Now, I understand that it might not be obvious from the video where exactly these particles appear. So, in the next slide, I’ve included a static image showing these particles. As I mentioned, in this image you can see red circles highlighting the translocated particles at the 50-nanometer size. They’re quite small, but we’re able to confirm their presence through these images, and not just background fluorescence.
From this small set of experiments, our preliminary conclusion is that it appears all three particle sizes were able to cross the intestinal epithelium. Translocation also seems to be size-dependent, as the 50-nanometer and 1-micrometer particles appeared earlier in our imaging than the 10-micrometer particles, whose translocation began a bit after the 3-hour mark. Of course, there may be some potential underestimation of translocation due to non-specific binding of particles to the support filter in the tissue segments.

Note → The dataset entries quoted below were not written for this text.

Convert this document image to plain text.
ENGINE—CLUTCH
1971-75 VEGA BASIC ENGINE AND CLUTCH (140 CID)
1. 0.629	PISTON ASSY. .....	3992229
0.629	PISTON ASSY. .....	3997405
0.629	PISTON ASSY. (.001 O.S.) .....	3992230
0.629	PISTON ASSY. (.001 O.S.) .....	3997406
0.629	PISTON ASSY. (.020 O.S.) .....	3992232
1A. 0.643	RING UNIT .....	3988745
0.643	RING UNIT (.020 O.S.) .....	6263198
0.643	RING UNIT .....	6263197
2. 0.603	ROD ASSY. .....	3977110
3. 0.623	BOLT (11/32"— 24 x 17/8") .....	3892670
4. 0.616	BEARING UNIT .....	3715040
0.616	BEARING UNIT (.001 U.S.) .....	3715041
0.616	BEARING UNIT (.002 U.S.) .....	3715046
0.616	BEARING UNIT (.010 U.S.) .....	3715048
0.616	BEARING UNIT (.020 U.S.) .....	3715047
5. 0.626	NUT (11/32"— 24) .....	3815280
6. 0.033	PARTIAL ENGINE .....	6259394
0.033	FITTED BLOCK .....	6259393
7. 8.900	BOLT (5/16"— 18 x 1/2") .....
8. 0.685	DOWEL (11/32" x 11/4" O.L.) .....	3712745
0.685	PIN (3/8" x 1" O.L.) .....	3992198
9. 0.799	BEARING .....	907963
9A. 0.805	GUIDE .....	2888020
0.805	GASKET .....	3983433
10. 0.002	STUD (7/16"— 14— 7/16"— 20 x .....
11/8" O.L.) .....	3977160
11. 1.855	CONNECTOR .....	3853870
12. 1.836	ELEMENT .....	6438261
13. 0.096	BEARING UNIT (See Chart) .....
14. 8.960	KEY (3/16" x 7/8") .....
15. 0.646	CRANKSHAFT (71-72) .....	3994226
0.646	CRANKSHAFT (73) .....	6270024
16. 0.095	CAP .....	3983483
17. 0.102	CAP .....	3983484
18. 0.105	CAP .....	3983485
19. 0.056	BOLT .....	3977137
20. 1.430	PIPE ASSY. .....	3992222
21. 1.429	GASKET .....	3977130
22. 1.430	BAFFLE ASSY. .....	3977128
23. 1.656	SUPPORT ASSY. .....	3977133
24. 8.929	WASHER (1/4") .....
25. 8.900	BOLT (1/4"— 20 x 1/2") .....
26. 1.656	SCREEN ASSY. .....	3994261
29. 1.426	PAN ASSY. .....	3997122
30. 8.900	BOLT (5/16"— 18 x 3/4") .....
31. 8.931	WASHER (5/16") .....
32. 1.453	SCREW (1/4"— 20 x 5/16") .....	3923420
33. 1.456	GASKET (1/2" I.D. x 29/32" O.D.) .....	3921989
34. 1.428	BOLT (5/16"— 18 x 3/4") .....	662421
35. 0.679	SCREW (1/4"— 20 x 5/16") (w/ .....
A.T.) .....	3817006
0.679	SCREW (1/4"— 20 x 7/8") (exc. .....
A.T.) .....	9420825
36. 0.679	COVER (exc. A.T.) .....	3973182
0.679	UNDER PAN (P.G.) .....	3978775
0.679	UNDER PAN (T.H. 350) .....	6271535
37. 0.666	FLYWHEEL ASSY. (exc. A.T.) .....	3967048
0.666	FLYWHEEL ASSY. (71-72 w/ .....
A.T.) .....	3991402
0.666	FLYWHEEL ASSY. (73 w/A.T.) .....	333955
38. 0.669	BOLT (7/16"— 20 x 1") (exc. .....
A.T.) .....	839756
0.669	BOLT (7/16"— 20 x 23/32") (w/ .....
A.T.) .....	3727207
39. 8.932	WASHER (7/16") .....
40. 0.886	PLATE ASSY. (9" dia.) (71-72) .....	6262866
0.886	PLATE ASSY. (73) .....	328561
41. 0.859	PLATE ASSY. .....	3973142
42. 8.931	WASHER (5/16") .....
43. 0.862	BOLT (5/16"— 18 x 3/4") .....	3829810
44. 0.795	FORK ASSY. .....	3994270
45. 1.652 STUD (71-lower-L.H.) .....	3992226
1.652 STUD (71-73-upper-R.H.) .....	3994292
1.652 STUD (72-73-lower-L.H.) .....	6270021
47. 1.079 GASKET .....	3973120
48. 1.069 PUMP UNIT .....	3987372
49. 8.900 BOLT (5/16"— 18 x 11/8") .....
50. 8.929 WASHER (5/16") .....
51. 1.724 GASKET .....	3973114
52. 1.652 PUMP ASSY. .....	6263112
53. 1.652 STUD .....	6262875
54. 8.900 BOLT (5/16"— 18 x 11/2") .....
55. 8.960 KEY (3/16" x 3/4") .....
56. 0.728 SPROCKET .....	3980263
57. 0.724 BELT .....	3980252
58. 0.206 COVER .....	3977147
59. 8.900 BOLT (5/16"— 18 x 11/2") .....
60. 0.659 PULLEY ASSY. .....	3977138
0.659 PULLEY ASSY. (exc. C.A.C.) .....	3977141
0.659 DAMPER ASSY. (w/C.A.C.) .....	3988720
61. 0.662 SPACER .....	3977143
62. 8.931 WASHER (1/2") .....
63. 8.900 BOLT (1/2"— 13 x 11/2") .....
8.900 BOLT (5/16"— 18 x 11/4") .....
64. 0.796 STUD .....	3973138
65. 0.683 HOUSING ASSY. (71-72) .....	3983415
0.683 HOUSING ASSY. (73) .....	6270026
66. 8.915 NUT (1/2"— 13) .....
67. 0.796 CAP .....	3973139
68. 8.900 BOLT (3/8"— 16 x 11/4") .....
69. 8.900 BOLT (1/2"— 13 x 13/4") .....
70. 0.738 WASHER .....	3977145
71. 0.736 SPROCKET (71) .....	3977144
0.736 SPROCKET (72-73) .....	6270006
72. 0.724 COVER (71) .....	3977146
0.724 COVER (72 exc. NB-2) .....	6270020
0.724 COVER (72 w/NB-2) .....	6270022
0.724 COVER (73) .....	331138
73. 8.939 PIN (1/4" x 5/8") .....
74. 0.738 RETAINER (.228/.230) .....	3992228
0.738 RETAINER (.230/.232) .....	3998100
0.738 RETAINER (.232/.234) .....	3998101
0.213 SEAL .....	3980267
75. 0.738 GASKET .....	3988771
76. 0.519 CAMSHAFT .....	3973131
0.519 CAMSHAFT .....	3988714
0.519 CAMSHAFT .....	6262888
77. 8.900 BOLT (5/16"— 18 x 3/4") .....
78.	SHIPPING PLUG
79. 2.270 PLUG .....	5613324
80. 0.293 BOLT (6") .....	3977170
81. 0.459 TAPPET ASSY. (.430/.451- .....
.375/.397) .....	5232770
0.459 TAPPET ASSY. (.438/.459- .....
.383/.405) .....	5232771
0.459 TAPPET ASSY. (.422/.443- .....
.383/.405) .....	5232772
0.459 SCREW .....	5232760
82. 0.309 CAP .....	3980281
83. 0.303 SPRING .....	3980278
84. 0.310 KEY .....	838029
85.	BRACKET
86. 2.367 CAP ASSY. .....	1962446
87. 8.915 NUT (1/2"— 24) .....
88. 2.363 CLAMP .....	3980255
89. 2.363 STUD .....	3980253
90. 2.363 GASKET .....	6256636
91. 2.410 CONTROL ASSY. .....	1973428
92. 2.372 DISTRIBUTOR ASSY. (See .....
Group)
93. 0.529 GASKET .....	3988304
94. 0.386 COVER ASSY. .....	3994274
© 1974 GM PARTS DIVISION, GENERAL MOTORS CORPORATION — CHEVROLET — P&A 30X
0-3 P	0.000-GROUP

However, this is a common limitation when using trans-well setups.
For our next steps and future experiments, we aim to use more realistic particles—not just spherical ones, but also amorphous shapes. We also plan to test different polymer types to compare their translocation patterns and investigate whether there are notable differences.
To conclude, I’d really like to thank the entire team from TNO that helped me with this research, as well as the team at Maastricht University and everyone from the Momentum Consortium who made this collaboration possible and supported this research.